Erich Focht
2008-Apr-29 09:55 UTC
[Lustre-discuss] mounting lustre in failover configuration
Hi, I''m puzzled by the following behavior. An active-passive failover pair of metadata servers have separated MGS and MDT disks and two networks (o2ib and tcp0(eth0)): mds1: 10.3.0.230 at o2ib 192.168.50.130 at tcp0 mds2: 10.3.0.231 at o2ib 192.168.50.131 at tcp0 MGS and MDT are formatted with the options: failover.node=10.3.0.231 at o2ib,192.168.50.131 at tcp0 mgsnode=10.3.0.230 at o2ib,192.168.50.130 at tcp0,10.3.0.231 at o2ib,192.168.50.131 at tcp0 The _first_ mount of an OST fails if mds1 is the active metadata server. It succeeds when mds2 is active. With client mounts I have seen something similar. I could mount clients with mount -t lustre 10.3.0.231 at o2ib:10.3.0.230 at o2ib:/lustre /mnt/lustre but not with mount -t lustre 10.3.0.230 at o2ib:10.3.0.231 at o2ib:/lustre /mnt/lustre when mds1 was the active MDS. This suggests that the active MDS has to be the last one on the list. Strange enough, in my current lab setup I cannot reproduce the client mount behavior any more. Did anybody else see this kind of behavior? Are there any reasons for this?
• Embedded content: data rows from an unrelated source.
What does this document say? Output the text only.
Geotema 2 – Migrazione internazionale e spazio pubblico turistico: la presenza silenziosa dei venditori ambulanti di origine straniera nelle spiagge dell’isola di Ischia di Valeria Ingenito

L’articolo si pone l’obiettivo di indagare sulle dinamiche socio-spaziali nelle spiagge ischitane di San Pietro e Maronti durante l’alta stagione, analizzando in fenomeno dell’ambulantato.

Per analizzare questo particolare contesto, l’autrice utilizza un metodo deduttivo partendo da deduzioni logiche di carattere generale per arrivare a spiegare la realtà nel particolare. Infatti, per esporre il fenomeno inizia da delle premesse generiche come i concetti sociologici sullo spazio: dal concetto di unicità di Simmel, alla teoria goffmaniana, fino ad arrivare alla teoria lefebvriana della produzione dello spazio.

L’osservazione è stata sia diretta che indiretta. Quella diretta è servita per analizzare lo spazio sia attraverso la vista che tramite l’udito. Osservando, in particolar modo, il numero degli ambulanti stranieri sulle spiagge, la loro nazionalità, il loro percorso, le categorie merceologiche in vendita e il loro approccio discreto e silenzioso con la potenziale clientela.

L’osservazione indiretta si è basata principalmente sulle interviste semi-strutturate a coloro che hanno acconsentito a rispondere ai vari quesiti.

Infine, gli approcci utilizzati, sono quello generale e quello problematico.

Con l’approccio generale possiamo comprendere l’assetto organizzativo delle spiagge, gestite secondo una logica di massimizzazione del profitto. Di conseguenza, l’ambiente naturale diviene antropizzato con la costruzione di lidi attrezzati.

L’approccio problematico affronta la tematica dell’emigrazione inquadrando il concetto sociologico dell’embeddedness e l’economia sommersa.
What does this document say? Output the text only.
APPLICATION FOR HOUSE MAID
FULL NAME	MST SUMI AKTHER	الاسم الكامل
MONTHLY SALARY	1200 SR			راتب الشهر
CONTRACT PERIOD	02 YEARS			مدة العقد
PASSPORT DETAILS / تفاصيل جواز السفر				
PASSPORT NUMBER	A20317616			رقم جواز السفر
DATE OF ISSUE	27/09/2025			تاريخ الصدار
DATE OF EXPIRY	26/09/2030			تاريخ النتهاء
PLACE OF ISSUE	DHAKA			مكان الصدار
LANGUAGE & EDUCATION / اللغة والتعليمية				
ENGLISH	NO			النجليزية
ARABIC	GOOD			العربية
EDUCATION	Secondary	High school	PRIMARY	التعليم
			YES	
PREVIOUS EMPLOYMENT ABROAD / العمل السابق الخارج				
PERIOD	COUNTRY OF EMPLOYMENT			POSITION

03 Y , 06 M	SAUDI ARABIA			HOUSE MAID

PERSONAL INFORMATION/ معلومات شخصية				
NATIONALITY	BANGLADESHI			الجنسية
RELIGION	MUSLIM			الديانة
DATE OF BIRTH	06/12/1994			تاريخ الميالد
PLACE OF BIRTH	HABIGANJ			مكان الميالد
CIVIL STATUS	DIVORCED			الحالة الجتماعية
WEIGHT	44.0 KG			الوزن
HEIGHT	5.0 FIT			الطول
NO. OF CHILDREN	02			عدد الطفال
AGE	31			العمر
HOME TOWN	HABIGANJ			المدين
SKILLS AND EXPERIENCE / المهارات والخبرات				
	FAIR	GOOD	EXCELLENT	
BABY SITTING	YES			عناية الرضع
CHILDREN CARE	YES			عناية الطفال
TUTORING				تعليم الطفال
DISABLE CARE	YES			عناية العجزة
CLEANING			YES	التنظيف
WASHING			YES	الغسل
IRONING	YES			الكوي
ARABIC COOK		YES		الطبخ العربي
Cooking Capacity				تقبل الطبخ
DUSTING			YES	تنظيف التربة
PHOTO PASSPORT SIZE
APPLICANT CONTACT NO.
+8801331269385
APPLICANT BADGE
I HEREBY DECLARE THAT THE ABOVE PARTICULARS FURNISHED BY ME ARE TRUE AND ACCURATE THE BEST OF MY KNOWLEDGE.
Thanks & best regards, Erich
Andreas Dilger
2008-May-03 02:30 UTC
[Lustre-discuss] mounting lustre in failover configuration
On Apr 29, 2008 11:55 +0200, Erich Focht wrote:> I''m puzzled by the following behavior. > An active-passive failover pair of metadata servers have separated MGS and > MDT disks and two networks (o2ib and tcp0(eth0)): > > mds1: 10.3.0.230 at o2ib 192.168.50.130 at tcp0 > mds2: 10.3.0.231 at o2ib 192.168.50.131 at tcp0 > > MGS and MDT are formatted with the options: > failover.node=10.3.0.231 at o2ib,192.168.50.131 at tcp0 > mgsnode=10.3.0.230 at o2ib,192.168.50.130 at tcp0,10.3.0.231 at o2ib,192.168.50.131 at tcp0 > > The _first_ mount of an OST fails if mds1 is the active metadata server. > It succeeds when mds2 is active. > > With client mounts I have seen something similar. I could mount clients > with > mount -t lustre 10.3.0.231 at o2ib:10.3.0.230 at o2ib:/lustre /mnt/lustre > but not with > mount -t lustre 10.3.0.230 at o2ib:10.3.0.231 at o2ib:/lustre /mnt/lustre > when mds1 was the active MDS. This suggests that the active MDS has to be > the last one on the list. > > Strange enough, in my current lab setup I cannot reproduce the client > mount behavior any more. > > Did anybody else see this kind of behavior? Are there any reasons for this?I believe there is a bug open on this already - the problem is that the parsing of the "failover" line in mount.lustre is broken, and it re-uses the same buffer to parse all of the MDS NIDs and the last one wins. I can''t find the bug number offhand, but I believe there was a patch for it already. Cheers, Andreas -- Andreas Dilger Sr. Staff Engineer, Lustre Group Sun Microsystems of Canada, Inc.